Tennessee, along with 21 other states, requires liquor retailers to reside in the state for a certain time before they can get a license to sell alcohol. In Tennessee’s case, retailers must be located in the state for at least two years before applying for a license.

Some industry watchers, however, say the case has much larger ramifications. They say the Supreme Court could also decide whether state bans on out-of-state alcohol sales are constitutional. This would, of course, include online sales.

“It’s rare for the Supreme Court to take new cases about the 21st Amendment, which ended Prohibition,” Scott Bomboy, editor-in-chief of the National Constitution Center in Philadelphia, said in a blog post on the center’s website. “But sometime next year, the Justices will consider the fate of interstate retail wine sales in a new age.”

In late September, the court decided to hear Tennessee Wine & Spirits Retailers Association v. Byrd. The case began in 2016 when Total Wine & More, a big alcohol retail chain based in Bethesda, Maryland, applied for a license to sell its products in Tennessee. The Tennessee Wine & Spirits Retailers Association, representing that state’s retailers, opposed the application, citing the residency requirement.

A federal judge said the requirement was unconstitutional and the 6th U.S. Circuit Court of Appeals in Cincinnati upheld the ruling.

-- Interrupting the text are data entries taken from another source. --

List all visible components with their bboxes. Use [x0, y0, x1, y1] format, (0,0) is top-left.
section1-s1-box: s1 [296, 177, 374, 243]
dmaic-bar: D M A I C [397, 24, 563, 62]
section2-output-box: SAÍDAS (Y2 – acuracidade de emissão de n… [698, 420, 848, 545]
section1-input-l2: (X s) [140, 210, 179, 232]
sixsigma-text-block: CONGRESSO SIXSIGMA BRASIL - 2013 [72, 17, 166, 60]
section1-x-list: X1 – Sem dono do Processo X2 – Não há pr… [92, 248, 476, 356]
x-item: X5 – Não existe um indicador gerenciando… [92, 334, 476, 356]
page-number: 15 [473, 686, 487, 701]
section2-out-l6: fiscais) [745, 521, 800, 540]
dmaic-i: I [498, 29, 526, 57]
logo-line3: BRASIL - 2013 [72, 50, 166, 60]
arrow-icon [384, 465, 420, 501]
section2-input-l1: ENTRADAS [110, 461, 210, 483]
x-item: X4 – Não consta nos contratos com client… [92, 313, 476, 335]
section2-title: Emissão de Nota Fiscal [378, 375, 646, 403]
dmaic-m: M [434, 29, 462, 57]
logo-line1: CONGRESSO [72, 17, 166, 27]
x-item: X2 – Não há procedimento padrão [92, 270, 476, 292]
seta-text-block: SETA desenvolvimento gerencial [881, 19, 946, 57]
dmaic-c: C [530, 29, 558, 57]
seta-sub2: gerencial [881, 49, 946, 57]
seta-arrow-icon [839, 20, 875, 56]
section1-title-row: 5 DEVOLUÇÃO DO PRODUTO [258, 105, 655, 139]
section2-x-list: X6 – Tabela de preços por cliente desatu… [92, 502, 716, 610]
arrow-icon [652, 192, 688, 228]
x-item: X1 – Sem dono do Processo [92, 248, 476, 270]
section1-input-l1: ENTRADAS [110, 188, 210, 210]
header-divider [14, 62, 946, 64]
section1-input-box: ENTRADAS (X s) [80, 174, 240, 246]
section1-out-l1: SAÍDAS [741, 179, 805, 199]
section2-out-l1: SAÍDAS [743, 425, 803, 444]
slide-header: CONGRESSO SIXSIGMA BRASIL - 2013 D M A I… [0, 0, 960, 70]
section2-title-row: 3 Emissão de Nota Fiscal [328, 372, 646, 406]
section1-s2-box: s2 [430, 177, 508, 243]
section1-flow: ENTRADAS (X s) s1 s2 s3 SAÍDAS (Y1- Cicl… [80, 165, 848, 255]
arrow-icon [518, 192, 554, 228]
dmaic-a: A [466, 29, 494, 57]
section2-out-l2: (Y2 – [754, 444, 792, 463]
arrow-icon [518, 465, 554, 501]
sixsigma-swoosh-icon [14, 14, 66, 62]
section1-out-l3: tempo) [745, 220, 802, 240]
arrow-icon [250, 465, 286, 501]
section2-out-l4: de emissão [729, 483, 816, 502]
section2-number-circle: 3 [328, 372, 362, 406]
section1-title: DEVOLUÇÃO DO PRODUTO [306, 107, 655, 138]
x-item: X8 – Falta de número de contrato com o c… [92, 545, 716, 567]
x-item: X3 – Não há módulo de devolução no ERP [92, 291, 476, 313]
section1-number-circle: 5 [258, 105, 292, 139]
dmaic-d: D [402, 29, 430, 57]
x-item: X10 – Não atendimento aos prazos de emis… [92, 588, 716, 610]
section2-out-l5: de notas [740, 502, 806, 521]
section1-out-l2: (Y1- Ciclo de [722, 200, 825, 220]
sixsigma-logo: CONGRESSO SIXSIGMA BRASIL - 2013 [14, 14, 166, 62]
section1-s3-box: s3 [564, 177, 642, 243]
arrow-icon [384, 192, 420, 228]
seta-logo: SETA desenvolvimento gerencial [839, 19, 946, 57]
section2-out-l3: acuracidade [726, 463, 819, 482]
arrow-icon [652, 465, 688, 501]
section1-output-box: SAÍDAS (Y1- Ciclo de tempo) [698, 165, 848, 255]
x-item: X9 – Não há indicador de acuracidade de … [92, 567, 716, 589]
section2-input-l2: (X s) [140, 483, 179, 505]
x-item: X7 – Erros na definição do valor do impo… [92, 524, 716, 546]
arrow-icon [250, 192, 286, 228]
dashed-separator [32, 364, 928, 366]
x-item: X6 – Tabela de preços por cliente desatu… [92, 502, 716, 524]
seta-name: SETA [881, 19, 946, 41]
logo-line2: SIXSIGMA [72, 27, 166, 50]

The Appeals Court cited the U.S. Supreme Court’s 2005 decision in Granholm v. Heald, which held as unconstitutional laws in New York and Michigan allowing in-state wineries to ship wine in state while denying out-of-state wineries the same rights. The high court justices, in a 5-4 decision, said the states were violating the U.S. Constitution’s Commerce Clause.

That decision helped wineries, but it left out-of-state retailers out in the cold.

In the Tennessee case, the TWSRA appealed the 6th Circuit ruling, and the Supreme Court agreed to hear the case.

Fruit of the Vine
Tom Wark, executive director of the National Association of Wine Retailers, told your Whispers staff that he expects the Supreme Court to hear oral arguments in January or February, with a decision to come in May or June. His association has advocated direct sale of wine to consumers.

In-state package store owners and wholesalers around the United States, including those in Arkansas, are awaiting the Supreme Court decision with concern. In Arkansas, liquor store owners already face increased competition from grocery stores, which last year were allowed to sell a bigger selection of wine.

If the Supreme Court opens up out-of-state wine shipping, “Arkansas would have to decide if they want to allow both Arkansas and out-of-state retailers to ship wine to Arkansas residents, or allow nobody to,” Wark said. “What they have to do is create a level playing field.”

But the retailing way of the future is online, as Amazon proved and Walmart is betting.